Whitespaces and Symbols

This page provides detailed information on the Whitespaces and Symbols section in the Microsoft Word format configuration.

  1. Do not show leading and trailing whitespaces:

  • Any leading or trailing blank in a segment will be hidden in the editor (and inserted back in the translated file).

  • This option is very useful since leading or trailing whitespaces do not add value for the translator.

  • For Asian languages, whitespaces may or may not be inserted back into the translation - see respective options for that.

  1. Convert sequences of multiple whitespaces into markup:

  • Collapsing whitespaces means any sequence of whitespaces is converted to a simple blank. For example:; A tab + 1 blank + 1 non-breaking space + 1 newline (4 chars total) will be transformed into 1 simple blank.

  • This option is inherited from HTML filters where such collapsing absolutely makes sense since any sequence of whitespaces is rendered the same as single blanks in a browser. They are redundant. In MS Office it has fewer use cases.

The two remaining options are tightly related to how Microsoft Office decomposes text into so-called “runs”. For example, a text like “Hello world ???“ is just a single contiguous run. But “Hello world ###” is actually 3 runs. This is because the portions of text are formatted differently. A hyperlink within a text is also considered a different run, as is an image embedded in a sentence.
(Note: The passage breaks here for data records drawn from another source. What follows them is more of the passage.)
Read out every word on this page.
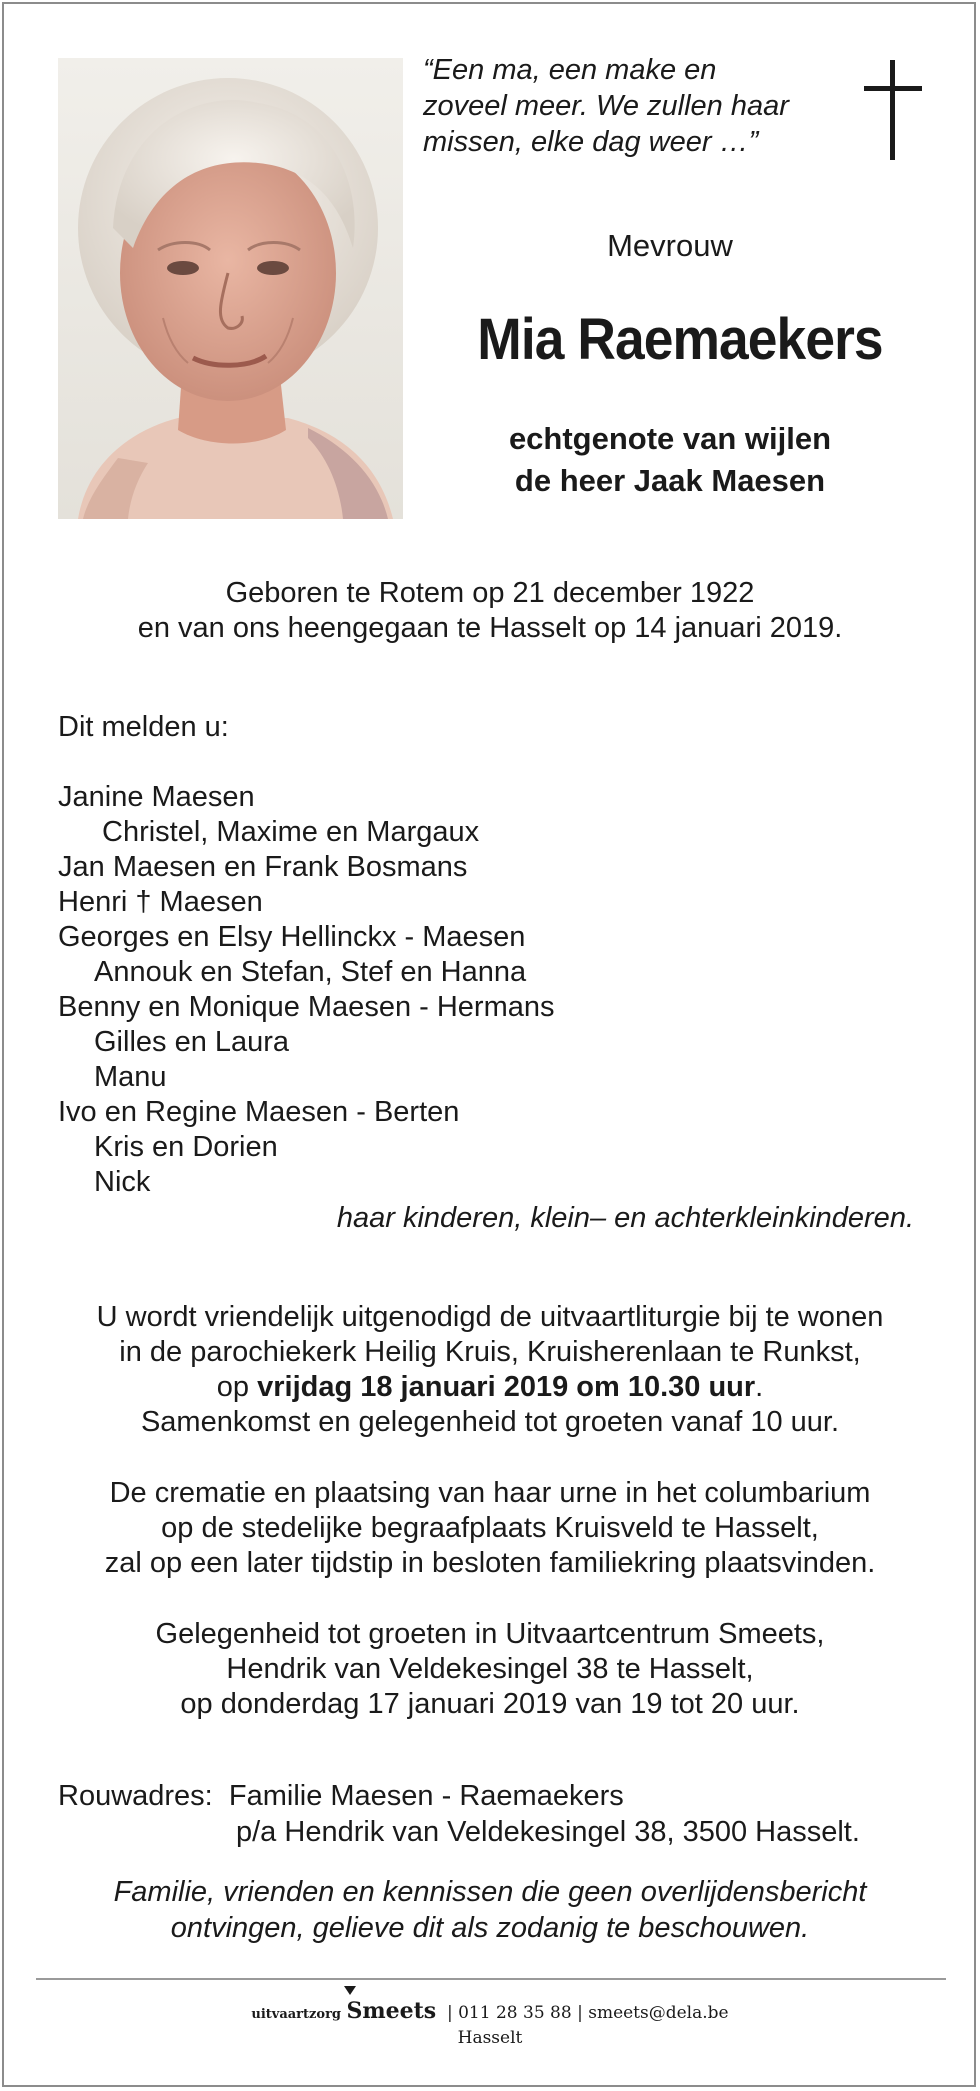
“Een ma, een make en
zoveel meer. We zullen haar
missen, elke dag weer …”
Mevrouw
Mia Raemaekers
echtgenote van wijlen
de heer Jaak Maesen
Geboren te Rotem op 21 december 1922
en van ons heengegaan te Hasselt op 14 januari 2019.
Dit melden u:
Janine Maesen
Christel, Maxime en Margaux
Jan Maesen en Frank Bosmans
Henri † Maesen
Georges en Elsy Hellinckx - Maesen
Annouk en Stefan, Stef en Hanna
Benny en Monique Maesen - Hermans
Gilles en Laura
Manu
Ivo en Regine Maesen - Berten
Kris en Dorien
Nick
haar kinderen, klein– en achterkleinkinderen.
U wordt vriendelijk uitgenodigd de uitvaartliturgie bij te wonen
in de parochiekerk Heilig Kruis, Kruisherenlaan te Runkst,
op vrijdag 18 januari 2019 om 10.30 uur.
Samenkomst en gelegenheid tot groeten vanaf 10 uur.
De crematie en plaatsing van haar urne in het columbarium
op de stedelijke begraafplaats Kruisveld te Hasselt,
zal op een later tijdstip in besloten familiekring plaatsvinden.
Gelegenheid tot groeten in Uitvaartcentrum Smeets,
Hendrik van Veldekesingel 38 te Hasselt,
op donderdag 17 januari 2019 van 19 tot 20 uur.
Rouwadres: Familie Maesen - Raemaekers
p/a Hendrik van Veldekesingel 38, 3500 Hasselt.
Familie, vrienden en kennissen die geen overlijdensbericht
ontvingen, gelieve dit als zodanig te beschouwen.
uitvaartzorg Smeets  | 011 28 35 88 | smeets@dela.be
Hasselt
  1. Do not show leading and trailing characters that are neither letters nor digits:

This option removes leading or trailing runs that do not contain any letters or numbers:

  • Hello world ###” ==> “Hello world” (the ###-run is trimmed and hidden from the translator)

  1. Convert words containing neither letters nor digits into markup:

This option collapses runs to self-closing markup if they do not contain any letter or digit:

  • Hello ### world ###” ==> “Hello <f1/> world </f2>”

Why would you tick option 3?

  • Leading or trailing runs that are special characters and, on top, formatted differently from the main body of text are likely control characters or some codes that do not require translation. If a document only contains regular text, ticking or unticking the option will not make much difference. There is no risk in ticking; you can only benefit.

Why would you tick option 4?

  • It should generally not be ticked unless the document is very specific and contains control character sequences that are designated by specific formatting. This option was added for particular use cases.